Court denies group’s request to see statewide energy plan

ALBANY — In an unusual twist, a mid-level appeals court has overturned a ruling that would have forced the state’s major energy-efficiency agency to hand over a key study it was doing on how to reach the state’s carbon reduction goals as set out by Gov. Andrew Cuomo.

As well as providing a look at various interpretations of New York’s public records law, the case also touches on the difficulty of planning a broad energy policy amid constantly changing energy prices. Changing prices were cited as a reason for the report’s delay during the past three years.

A state appellate division panel on Nov. 25 ruled that the New York State Energy Research and Development Authority (NYSERDA) did not have to provide their “comprehensive study” to the Empire Center, a fiscally conservative government watchdog group that had sought the document under the state’s Freedom of Information Law.

Cuomo had ordered NYSERDA to “to determine the most rapid, cost-effective, and responsible pathway to reach 100% renewable energy statewide.”

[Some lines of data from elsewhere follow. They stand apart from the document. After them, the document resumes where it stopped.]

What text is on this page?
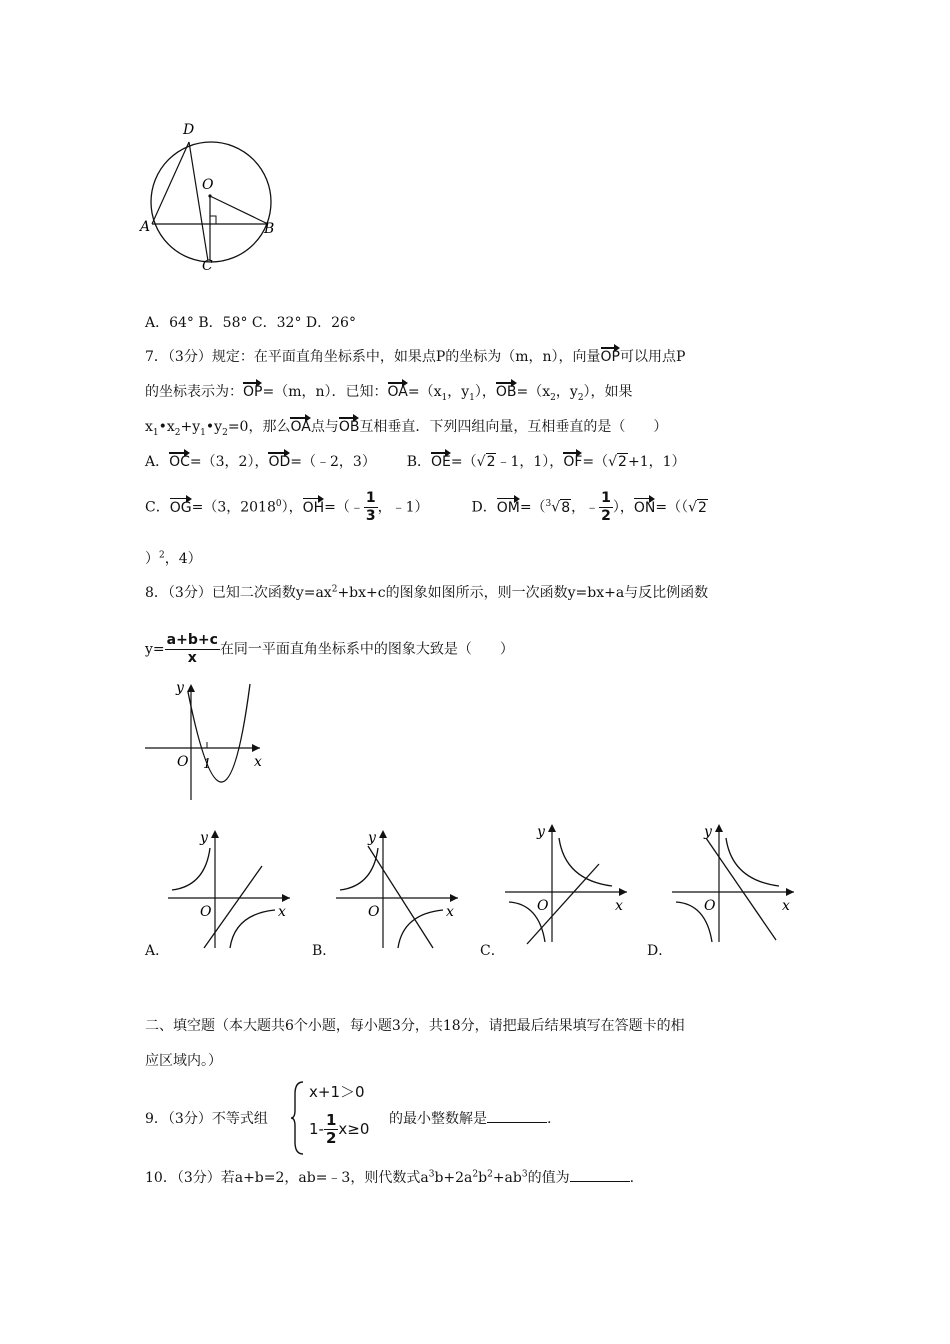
D
O
A	B
C
A．64° B．58° C．32° D．26°
7．（3分）规定：在平面直角坐标系中，如果点P的坐标为（m，n），向量OP可以用点P
的坐标表示为：OP=（m，n）．已知：$OA=(x_1$，$y_1$），$OB=(x_2$，$y_2$），如果
$x_1•x_2+y_1•y_2=0$，那么OA点与OB互相垂直．下列四组向量，互相垂直的是（　　）
A．OC=（3，2），OD=（﹣2，3） B．OE=（√2﹣1，1），OF=（√2+1，1）
C．OG=（3，2018$^0$），OH=（﹣ $\frac{1}{3}$ ，﹣1）	D．OM=（$^3$√8，﹣ $\frac{1}{2}$ ），ON=（（√2
）$^2$，4）
8．（3分）已知二次函数$y=ax^2+bx+c$的图象如图所示，则一次函数y=bx+a与反比例函数
$y= \frac{a+b+c}{x}$ 在同一平面直角坐标系中的图象大致是（　　）
y
x
O 1
y
x
O
y
x
O
y
x
O
y
x
O
A．	B．	C．	D．
二、填空题（本大题共6个小题，每小题3分，共18分，请把最后结果填写在答题卡的相
应区域内。）
9．（3分）不等式组
x+1＞0
$1- \frac{1}{2} x\ge 0$
的最小整数解是	.
10．（3分）若a+b=2，ab=﹣3，则代数式$a^3b+2a^2b^2+ab^3$的值为	.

That forthcoming study, according to court papers, was detailed in a January 2017 press release from NYSERDA.

The release caught the attention of lawmakers, who by 2018 and 2019 had been asking to see the report. One reason it wasn’t ready, according to testimony from NYSERDA, was that various energy prices were changing.

“They said there had been changes in the market and they wanted to make revisions,” said Cameron MacDonald, the attorney who sued for the records on behalf of the Empire Center.

When the Empire Center initially requested the report in April 2019, they were told it was still being worked on and, furthermore the study was exempt from disclosure under state Freedom of Information Laws because a government agency can withhold records that are “inter-agency or intra-agency materials.”

The Empire Center had also requested the study from the state Department of Environmental Conservation but was told they didn’t have it since it hadn’t been completed.

After being rebuffed, the Empire Center went to state supreme court in Albany where NYSERDA was ordered to turn over the document.

But NYSERDA appealed the trial court ruling and the appellate division concluded that they could withhold it since the study hadn’t been completed.

“Although there may be some ambiguity in petitioner’s request, leaving room for different interpretations, a fair reading of the request can certainly lead to the plausible interpretation that petitioner was solely asking for a completed study,” the judges reasoned.

MacDonald said they were considering an appeal of the decision. The appellate decision, he believes, “is encouraging bad behavior.”